Background: Several quality assessment systems use administrative data to identify postoperative complications, with uncertain validity.

Objectives: To determine how accurately postoperative complications are reported in administrative data, whether accuracy varies systematically across hospitals, and whether serious complications are more consistently reported.

Design: Retrospective cohort.

Subjects: Nine hundred ninety-one randomly sampled adults who underwent elective lumbar diskectomies at 30 nonfederal acute care hospitals in California in 1990 to 1991. Hospitals with especially low or high risk-adjusted complication rates, and patients who experienced complications, were over sampled.

Measures: Postoperative complications were specified by reviewing medical literature and consulting clinical experts; each complication was mapped to ICD-9-CM. Hospital-reported complications were compared with our independent recoding of the same records.

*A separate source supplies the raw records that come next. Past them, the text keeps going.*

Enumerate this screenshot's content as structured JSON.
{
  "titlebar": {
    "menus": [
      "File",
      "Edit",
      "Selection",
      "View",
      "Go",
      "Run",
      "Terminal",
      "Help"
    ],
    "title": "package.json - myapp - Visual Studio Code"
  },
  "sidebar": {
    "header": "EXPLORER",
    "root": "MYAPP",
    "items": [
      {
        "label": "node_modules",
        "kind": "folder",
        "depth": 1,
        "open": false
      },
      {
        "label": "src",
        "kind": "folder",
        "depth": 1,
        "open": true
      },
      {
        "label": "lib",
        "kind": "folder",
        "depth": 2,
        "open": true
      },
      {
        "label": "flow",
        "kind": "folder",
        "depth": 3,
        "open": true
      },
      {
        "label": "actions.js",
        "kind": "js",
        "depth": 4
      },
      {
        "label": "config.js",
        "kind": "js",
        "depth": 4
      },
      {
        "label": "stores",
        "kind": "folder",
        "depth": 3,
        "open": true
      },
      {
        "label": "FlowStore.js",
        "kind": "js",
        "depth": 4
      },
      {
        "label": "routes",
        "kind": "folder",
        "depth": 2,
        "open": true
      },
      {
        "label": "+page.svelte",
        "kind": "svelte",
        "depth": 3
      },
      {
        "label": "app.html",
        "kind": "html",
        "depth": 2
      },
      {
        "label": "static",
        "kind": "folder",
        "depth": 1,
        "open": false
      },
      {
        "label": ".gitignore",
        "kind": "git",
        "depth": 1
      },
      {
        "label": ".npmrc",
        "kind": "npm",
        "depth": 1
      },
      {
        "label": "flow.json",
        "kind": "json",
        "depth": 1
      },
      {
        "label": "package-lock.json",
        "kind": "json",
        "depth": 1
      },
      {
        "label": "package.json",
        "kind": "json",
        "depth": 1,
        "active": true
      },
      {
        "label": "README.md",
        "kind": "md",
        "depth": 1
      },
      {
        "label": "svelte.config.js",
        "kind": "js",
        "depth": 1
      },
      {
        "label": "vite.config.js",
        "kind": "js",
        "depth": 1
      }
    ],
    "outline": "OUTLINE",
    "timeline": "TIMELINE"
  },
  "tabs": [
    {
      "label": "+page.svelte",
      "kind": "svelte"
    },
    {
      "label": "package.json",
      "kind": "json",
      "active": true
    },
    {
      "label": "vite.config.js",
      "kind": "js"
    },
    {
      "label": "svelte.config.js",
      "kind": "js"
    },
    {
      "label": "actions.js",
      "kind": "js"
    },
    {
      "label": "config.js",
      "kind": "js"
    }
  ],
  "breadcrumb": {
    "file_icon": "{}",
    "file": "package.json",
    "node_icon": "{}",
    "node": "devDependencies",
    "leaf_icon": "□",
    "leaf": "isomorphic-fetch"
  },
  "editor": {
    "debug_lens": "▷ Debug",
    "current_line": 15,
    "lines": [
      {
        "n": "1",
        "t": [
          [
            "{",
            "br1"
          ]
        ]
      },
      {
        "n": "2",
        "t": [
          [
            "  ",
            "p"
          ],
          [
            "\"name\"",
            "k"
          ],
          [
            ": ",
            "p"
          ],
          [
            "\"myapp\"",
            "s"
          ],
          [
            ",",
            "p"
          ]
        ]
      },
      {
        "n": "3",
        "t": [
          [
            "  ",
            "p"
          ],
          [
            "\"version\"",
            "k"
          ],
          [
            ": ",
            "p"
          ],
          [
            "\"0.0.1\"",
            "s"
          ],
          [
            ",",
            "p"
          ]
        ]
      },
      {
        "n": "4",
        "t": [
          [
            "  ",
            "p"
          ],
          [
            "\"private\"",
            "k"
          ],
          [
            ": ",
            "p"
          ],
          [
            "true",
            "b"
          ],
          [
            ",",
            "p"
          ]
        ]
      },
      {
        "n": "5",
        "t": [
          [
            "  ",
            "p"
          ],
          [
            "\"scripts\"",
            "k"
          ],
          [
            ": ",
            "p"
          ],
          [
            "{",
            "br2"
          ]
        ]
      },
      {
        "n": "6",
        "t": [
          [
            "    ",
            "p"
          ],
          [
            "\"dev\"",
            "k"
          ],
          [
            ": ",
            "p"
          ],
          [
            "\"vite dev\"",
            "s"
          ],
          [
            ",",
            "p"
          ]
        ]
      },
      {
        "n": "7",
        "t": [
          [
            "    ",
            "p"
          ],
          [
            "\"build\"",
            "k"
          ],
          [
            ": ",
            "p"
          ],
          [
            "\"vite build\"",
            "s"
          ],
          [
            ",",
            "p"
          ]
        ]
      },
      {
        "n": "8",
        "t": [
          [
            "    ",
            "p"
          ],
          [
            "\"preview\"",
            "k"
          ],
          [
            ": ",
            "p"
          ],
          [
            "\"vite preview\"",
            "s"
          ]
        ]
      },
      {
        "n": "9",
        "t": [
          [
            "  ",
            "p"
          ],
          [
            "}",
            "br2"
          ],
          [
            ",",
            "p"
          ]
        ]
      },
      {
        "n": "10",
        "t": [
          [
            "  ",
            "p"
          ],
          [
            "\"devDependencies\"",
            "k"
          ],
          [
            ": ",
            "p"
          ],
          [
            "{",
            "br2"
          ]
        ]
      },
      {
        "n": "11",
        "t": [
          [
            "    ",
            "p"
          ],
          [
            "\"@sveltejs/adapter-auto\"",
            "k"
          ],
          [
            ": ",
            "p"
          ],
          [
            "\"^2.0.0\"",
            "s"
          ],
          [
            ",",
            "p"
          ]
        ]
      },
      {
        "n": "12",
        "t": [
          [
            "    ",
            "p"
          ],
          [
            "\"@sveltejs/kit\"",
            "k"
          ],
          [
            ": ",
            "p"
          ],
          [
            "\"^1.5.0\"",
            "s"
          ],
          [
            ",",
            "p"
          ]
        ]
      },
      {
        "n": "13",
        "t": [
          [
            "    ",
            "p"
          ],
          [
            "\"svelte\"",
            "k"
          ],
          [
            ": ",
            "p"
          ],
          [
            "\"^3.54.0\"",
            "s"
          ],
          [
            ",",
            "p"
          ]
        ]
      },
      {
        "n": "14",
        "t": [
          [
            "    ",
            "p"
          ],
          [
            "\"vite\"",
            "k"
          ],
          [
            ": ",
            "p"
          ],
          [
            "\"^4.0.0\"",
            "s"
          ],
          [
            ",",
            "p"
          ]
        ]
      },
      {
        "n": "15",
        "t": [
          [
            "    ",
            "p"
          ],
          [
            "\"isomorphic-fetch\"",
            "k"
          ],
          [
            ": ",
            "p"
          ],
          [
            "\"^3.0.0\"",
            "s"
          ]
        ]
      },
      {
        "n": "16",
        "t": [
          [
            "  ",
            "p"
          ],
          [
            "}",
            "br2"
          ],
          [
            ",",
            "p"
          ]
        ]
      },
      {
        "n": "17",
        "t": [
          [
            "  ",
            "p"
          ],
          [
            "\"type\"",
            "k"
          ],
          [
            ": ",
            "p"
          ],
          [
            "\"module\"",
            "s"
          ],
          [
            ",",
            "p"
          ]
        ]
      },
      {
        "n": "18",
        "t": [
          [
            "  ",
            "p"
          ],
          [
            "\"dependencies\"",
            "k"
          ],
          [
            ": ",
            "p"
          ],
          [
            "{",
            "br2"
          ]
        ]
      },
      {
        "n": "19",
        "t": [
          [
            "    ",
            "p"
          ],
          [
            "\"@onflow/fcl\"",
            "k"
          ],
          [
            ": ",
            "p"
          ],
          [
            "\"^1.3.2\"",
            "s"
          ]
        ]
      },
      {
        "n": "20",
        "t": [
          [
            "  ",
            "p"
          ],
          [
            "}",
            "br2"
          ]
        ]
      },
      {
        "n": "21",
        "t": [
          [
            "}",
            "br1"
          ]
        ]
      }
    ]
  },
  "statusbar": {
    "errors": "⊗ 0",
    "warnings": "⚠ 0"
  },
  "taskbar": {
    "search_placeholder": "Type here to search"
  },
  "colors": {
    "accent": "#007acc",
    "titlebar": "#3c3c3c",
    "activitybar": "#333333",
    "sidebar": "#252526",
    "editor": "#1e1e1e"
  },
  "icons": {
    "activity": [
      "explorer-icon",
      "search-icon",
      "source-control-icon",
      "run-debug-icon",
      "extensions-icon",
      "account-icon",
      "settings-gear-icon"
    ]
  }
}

Results: The weighted sensitivity, specificity, and positive and negative predictive values for reported complications were 35%, 98%, 82%, and 84%, respectively. The weighted sensitivity was 30% for serious, 40% for minor, and 10% for questionable complications. It varied from 21% among hospitals with fewer complications than expected to 45% among hospitals with more complications than expected. Only reoperation, bacteremia/sepsis, postoperative infection, and deep vein thrombosis were reported with at least 60% sensitivity. Half of the difference in risk-adjusted complication rates between low and high outlier hospitals was attributable to reporting variation.

Conclusions: ICD-9-CM complications were underreported among diskectomy patients, especially at hospitals with low risk-adjusted complication rates. The validity of using coded complications to compare provider performance is questionable, even with careful efforts to identify serious events, although these results must be confirmed using more recent data.